Bridesmaids, groomsmen, maid of honor, ring bearer, flower girl, best man. The job of choosing who will do what is daunting for both bride and groom. As with most things, there are literally thousands of variations. I think I’ve seen them all, when the very next bride comes in with yet another combination!
There is a preferred way to choose attendants, which I am glad to share, whenever I’m asked. Mostly, I try to inform brides of the socially acceptable etiquette in such circumstances. ‘Etiquette’ exists to allow others to feel comfortable and at ease. Following are some of the ‘most frequently asked questions.’
I have 10 friends that I’m very close to. Can they all be my attendants?
Young people seem to have a covey of friends, all of whom they treat with equal affection—but the answer is still no! The proper number of attendants is between two and six, plus a best man, maid of honor, matron of honor or both. The only exception is that you can have two best men (and two special maids: a maid of honor and a matron of honor). There may not, however, be two maids of honor or two matrons of honor.
My fiancé(e) has a sibling (same gender as myself) should I ask them to be my attendant?
While not a necessity, it certainly is a social nicety. Having your groom’s sister as one of your bridesmaids allows you to become a closer friend to her. What a nice way to become a family. The same for the groom and your brother.
Do I have to have my siblings in my wedding party?
Absolutely, if you have a same-gender sibling somewhere near your age, they must be included in your wedding party (hopefully as maid of honor or best man). Just have your parents to pull out their wedding album, and ask them how many of their attendants they still keep in contact with. Your friends may come and go, but your family is with you forever. It is not mandatory to invite half siblings (step-siblings) to stand in your wedding, but it is the nice thing to do. If they decline, you will have taken the high road and can be proud of yourself for doing the right thing.
What’s the difference between a ‘matron’ and a ‘maid’ of honor?
A ‘matron’ is married, a maid is a single woman. Even a matron of honor is considered one of the bridesmaids.
Ever since we were small, my cousin/best friend and I promised to be in each other’s weddings, but she has gained a lot of weight. Can I ask her to lose weight, or explain why I’m going to pass her over as an attendant?
Come on, people! This person is close to you, and to disrespect anyone is never acceptable. A good suggestion that makes every maid look better is to pick a fabric, color and texture you like and let each attendant have a dress made that flatters her shape.
Our dear friend has a drinking/drug problem, do we take a chance on them being in our wedding party?
It’s always important to make sure your fiancé(e), your parents (both sides) and especially you are stress-free the day of your wedding.

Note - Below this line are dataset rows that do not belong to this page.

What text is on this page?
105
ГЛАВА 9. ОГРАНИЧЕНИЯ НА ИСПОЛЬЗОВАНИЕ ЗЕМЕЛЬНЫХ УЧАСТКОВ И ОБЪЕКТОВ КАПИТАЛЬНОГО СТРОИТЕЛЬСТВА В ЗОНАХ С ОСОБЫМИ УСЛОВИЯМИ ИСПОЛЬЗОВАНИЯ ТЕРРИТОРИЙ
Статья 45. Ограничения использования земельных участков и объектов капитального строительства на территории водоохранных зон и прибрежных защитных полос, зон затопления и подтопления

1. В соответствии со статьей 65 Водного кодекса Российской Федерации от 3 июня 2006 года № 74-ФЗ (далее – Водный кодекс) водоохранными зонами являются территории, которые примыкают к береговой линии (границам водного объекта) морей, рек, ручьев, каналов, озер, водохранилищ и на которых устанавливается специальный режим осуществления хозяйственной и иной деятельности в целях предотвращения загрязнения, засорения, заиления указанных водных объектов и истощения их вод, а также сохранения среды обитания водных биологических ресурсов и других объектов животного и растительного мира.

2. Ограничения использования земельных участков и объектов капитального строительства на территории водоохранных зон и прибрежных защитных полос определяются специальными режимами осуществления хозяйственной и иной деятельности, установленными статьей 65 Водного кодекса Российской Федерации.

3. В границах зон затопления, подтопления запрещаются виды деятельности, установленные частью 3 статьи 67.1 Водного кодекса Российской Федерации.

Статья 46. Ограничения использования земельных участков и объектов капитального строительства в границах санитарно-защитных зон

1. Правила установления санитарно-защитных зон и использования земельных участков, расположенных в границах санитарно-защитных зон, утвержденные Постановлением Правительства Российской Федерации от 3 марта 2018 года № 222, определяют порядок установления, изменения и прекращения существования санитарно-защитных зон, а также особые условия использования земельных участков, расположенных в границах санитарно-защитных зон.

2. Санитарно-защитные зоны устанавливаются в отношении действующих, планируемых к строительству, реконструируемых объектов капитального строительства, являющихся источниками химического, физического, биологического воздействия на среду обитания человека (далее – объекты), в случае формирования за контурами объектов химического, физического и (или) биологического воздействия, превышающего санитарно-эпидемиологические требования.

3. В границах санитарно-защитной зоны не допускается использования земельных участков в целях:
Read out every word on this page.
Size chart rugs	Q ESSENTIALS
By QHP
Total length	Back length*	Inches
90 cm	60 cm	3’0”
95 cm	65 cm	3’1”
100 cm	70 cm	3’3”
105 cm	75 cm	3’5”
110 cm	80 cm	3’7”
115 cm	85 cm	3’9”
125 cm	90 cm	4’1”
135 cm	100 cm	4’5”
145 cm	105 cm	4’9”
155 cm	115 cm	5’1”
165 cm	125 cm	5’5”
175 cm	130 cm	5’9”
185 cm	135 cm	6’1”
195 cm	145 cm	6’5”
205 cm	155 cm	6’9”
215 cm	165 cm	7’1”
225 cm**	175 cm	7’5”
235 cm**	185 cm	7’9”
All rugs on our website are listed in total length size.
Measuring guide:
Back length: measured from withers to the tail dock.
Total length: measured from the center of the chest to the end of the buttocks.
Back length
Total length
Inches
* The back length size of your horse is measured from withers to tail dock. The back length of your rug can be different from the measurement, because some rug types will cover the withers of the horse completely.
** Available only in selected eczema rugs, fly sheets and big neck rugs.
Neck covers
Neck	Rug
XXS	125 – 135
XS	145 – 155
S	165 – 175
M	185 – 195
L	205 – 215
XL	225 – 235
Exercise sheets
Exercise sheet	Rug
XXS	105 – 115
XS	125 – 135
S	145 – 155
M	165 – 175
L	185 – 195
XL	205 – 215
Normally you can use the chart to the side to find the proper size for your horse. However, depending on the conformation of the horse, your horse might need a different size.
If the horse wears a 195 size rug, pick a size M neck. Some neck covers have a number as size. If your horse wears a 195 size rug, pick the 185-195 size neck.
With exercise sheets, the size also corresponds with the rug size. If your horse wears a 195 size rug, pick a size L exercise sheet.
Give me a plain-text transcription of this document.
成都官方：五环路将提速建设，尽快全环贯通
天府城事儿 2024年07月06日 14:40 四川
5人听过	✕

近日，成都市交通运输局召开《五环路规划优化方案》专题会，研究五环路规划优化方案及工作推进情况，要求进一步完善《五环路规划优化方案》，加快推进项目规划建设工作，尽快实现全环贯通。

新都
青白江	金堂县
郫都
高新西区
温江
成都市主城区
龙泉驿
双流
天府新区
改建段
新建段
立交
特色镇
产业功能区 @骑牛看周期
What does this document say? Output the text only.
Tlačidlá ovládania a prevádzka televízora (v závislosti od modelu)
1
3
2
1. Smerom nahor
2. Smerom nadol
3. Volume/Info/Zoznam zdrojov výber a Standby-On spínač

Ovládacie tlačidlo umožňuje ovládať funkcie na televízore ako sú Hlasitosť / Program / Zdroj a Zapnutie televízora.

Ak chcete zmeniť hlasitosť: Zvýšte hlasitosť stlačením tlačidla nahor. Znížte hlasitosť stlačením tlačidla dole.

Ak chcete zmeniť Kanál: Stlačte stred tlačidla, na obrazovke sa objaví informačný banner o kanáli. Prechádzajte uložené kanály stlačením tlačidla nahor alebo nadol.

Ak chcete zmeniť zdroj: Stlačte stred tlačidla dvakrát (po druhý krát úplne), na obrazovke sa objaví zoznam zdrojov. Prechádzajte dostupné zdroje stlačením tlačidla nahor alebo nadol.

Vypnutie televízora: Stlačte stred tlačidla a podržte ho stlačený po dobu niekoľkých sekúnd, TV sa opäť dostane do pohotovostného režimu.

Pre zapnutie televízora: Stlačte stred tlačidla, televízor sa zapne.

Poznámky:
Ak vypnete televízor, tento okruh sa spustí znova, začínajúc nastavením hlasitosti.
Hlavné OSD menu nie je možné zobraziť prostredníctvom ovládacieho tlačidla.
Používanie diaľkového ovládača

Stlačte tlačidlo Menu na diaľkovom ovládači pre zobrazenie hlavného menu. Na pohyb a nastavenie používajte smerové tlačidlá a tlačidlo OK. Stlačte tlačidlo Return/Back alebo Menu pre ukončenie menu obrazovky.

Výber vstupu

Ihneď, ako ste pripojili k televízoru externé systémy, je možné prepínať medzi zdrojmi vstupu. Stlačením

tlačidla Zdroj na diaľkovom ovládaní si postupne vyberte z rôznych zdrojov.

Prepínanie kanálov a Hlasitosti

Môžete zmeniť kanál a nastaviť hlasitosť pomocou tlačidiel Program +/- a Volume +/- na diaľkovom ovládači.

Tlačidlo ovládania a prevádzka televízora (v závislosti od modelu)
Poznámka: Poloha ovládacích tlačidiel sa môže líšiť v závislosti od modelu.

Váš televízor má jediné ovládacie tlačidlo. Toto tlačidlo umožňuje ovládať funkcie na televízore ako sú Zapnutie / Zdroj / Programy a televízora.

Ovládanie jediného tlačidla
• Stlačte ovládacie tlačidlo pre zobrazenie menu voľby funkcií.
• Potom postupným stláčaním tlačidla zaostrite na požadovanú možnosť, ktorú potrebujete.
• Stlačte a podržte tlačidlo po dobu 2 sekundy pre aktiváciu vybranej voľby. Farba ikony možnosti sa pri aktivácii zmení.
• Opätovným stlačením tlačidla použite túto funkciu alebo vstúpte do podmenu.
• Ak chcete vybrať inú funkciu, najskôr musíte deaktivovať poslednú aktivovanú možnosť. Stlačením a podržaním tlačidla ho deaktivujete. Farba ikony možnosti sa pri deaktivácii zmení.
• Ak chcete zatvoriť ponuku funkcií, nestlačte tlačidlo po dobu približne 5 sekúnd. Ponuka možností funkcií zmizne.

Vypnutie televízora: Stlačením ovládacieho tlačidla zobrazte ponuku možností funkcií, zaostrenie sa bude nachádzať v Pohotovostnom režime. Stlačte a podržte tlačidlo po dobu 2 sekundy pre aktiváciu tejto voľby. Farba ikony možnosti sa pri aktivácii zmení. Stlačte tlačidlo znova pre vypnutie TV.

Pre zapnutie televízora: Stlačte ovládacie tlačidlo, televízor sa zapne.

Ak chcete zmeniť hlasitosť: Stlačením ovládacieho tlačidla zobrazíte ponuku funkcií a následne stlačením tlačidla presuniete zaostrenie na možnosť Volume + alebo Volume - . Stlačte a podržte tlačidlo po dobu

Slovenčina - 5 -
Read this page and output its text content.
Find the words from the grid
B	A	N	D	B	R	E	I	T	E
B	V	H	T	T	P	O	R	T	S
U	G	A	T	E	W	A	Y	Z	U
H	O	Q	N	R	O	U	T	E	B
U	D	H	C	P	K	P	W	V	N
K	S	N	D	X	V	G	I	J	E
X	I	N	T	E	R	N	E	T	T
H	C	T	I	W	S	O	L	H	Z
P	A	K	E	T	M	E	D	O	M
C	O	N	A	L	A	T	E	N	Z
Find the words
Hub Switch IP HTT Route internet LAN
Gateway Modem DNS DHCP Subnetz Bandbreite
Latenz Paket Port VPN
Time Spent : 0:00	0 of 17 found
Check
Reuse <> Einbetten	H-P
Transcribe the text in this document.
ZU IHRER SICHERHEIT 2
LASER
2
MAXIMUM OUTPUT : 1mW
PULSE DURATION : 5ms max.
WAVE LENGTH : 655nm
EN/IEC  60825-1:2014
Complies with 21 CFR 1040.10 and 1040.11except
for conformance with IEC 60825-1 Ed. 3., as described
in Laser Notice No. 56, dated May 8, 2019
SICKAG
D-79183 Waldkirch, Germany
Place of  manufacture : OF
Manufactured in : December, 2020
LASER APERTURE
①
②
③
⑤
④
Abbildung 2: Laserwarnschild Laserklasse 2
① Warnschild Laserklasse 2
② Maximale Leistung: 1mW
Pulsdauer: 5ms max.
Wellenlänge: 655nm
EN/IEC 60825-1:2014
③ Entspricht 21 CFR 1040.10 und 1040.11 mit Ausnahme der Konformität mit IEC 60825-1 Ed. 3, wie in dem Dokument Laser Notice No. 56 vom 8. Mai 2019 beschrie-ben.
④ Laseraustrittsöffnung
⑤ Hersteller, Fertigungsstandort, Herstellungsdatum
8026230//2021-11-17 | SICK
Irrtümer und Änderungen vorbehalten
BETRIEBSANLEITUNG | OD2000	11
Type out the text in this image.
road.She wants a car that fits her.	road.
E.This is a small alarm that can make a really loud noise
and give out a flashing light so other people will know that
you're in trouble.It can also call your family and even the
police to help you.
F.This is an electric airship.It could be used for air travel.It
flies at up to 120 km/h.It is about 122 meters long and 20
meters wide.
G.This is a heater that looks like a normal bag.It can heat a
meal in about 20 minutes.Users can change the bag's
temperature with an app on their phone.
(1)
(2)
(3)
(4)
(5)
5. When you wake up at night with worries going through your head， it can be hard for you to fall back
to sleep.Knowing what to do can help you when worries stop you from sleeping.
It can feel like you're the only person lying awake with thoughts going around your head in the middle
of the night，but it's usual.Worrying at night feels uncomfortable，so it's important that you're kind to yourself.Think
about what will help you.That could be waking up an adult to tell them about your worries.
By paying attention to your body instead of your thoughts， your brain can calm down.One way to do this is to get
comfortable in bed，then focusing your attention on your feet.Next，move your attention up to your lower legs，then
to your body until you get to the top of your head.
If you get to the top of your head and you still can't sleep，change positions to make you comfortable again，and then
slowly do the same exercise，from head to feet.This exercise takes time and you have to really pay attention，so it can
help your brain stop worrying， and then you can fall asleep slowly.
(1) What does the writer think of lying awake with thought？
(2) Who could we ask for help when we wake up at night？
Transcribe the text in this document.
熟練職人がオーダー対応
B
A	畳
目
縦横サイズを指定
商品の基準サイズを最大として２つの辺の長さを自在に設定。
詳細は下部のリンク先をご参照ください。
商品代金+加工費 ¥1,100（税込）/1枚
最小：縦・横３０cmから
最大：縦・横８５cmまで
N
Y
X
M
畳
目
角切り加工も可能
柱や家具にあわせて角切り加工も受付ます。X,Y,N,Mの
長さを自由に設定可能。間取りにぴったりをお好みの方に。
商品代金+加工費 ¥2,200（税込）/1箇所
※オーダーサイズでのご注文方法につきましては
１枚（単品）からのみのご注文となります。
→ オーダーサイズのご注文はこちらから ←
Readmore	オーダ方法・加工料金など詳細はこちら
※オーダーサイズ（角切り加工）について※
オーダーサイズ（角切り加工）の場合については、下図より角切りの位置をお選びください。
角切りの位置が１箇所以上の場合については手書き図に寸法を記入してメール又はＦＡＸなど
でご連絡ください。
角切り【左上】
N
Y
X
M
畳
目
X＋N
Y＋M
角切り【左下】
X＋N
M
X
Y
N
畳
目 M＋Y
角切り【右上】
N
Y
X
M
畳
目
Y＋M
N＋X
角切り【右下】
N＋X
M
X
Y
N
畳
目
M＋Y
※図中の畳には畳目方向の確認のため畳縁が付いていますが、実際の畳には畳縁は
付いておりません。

Talk to your friend, they have an illness that needs attention. Your conversation and omission of them from your wedding party, while uncomfortable, may be the ‘kick in the pants’ they need to seek treatment.
What about children in weddings?
Ring bearer, flower girls and other children should be between 4 and 8 years old. Ages younger than this may present several problems: They may refuse to go down the aisle and ruin your plans; they may be so adorable they steal the bride’s thunder; they may be so cranky that they disturb others.
Having said that, I’ll tell you one of my favorite flower girl/ring bearer stories. The ring bearer was the son of the best man. The flower girl was very serious about her job and dropped the flowers, petal by petal. The anxious ring bearer tried with all his might to pick up the petals and put them in his pockets as he went down the aisle. Halfway down, the exasperated little guy bellows out, “Daddy, this brat keeps dropping her flowers!”
There are hundreds of situations that might cause you to ponder What’s the right way to do things regarding members of your bridal party? There are tons of printed guides out there, but the most important thing is to show those people in your life how much you care about them by including them in your wedding party. Have a loving, generous heart and try to put yourself in the other person’s position for a while by experiencing the joy or pain they would feel based on your decisions. Doing this, you’ll never have to consult an etiquette guide. You will have learned a vital life lesson: Always treat yourself and others with respect and never allow anyone, even those you’re not close to, to feel uncomfortable.